Ella, desde muy pequeña, soñó con encontrar el amor verdadero.
Era una muchacha perdida en su propio mundo, un lugar en el cual siempre existían finales de eterna felicidad, acompañados de un beso tierno y delicado posado en los labios de aquellos con corazones puros. Y no hallaba el día en el que ella pudiese desprenderse del suyo, de su beso. Sería un momento inolvidable, junto a su amado. Sin duda perfecto.

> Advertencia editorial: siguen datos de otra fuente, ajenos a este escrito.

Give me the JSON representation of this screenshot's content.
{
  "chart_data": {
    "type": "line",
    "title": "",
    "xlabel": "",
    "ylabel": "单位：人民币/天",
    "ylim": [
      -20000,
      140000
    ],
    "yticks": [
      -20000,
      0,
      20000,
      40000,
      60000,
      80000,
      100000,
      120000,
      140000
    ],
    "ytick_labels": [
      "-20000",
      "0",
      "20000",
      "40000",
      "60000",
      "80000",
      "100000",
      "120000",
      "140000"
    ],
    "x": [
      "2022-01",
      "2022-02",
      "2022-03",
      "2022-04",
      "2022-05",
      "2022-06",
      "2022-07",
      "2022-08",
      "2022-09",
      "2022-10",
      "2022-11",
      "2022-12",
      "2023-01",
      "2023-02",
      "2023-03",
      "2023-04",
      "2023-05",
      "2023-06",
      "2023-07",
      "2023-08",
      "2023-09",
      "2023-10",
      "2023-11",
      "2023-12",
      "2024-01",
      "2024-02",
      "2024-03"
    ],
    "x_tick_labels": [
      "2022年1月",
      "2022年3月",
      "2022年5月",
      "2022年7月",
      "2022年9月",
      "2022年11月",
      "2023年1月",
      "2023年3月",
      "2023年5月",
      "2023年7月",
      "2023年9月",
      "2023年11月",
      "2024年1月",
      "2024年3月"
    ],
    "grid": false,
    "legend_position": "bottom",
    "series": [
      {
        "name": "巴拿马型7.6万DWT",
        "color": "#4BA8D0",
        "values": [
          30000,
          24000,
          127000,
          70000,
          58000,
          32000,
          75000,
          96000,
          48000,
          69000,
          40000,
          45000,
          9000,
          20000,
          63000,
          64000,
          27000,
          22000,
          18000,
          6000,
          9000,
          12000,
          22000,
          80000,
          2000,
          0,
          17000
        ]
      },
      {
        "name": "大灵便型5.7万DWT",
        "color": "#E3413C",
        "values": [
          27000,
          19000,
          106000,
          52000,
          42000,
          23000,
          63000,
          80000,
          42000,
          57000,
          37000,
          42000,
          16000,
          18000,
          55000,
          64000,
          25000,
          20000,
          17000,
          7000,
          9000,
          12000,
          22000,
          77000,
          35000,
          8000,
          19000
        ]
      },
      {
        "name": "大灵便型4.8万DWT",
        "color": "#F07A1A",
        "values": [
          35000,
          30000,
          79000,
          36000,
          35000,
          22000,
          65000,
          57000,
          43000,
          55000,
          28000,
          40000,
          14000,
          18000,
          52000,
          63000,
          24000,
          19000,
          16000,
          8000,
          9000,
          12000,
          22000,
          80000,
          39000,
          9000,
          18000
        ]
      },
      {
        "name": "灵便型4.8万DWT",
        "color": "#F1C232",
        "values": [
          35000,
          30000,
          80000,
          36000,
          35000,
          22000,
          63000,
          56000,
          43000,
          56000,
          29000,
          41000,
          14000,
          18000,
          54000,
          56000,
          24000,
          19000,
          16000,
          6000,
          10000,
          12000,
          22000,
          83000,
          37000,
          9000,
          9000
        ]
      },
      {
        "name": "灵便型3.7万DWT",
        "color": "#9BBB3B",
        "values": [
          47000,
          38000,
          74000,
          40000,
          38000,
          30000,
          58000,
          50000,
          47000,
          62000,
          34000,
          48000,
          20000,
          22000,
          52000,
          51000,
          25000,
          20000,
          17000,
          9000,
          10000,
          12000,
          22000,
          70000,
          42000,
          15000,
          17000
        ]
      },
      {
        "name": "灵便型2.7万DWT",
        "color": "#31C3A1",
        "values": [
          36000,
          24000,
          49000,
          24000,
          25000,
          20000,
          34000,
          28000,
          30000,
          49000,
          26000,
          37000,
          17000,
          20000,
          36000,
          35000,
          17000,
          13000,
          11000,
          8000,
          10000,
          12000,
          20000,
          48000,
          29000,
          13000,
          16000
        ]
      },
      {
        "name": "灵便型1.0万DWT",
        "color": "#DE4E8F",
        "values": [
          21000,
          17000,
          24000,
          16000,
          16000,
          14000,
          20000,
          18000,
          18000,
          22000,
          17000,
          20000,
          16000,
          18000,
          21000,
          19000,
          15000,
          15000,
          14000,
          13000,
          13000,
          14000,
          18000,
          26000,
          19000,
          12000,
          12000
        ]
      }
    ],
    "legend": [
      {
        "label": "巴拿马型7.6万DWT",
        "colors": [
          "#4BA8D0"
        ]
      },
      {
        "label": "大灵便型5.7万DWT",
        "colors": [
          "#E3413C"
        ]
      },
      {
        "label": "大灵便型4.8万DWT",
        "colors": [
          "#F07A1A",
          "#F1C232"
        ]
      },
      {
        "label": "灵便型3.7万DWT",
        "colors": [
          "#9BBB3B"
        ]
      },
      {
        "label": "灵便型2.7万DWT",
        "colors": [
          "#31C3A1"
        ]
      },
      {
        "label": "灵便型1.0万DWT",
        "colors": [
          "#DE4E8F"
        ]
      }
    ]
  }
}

Lo que no sabía, y sin embargo, eventualmente aprendería, era que el camino hacia su anhelado final conllevaría dolor. ¿Por qué los libros de cuentos de hadas no hablaban sobre el sufrimiento, o la angustia? Pronto adivinó que rendirse a los brazos del amor implicaba entregarse por completo, y eso significaba que debía tomar una decisión difícil. No existía nada tan simple como esperar a que su príncipe encantador apareciese con los brazos abiertos, ansioso por recibirla en su regazo. No existía el amor perfecto.
Y eso era lo hermoso. Todo su dolor sería convertido en felicidad, en algún momento. Su maldición se transformaría en la llave para romper el hechizo. Y ese beso, puramente de amor eterno y lleno de defectos, llegaría. De alguna forma era mucho mejor que en los cuentos de hadas.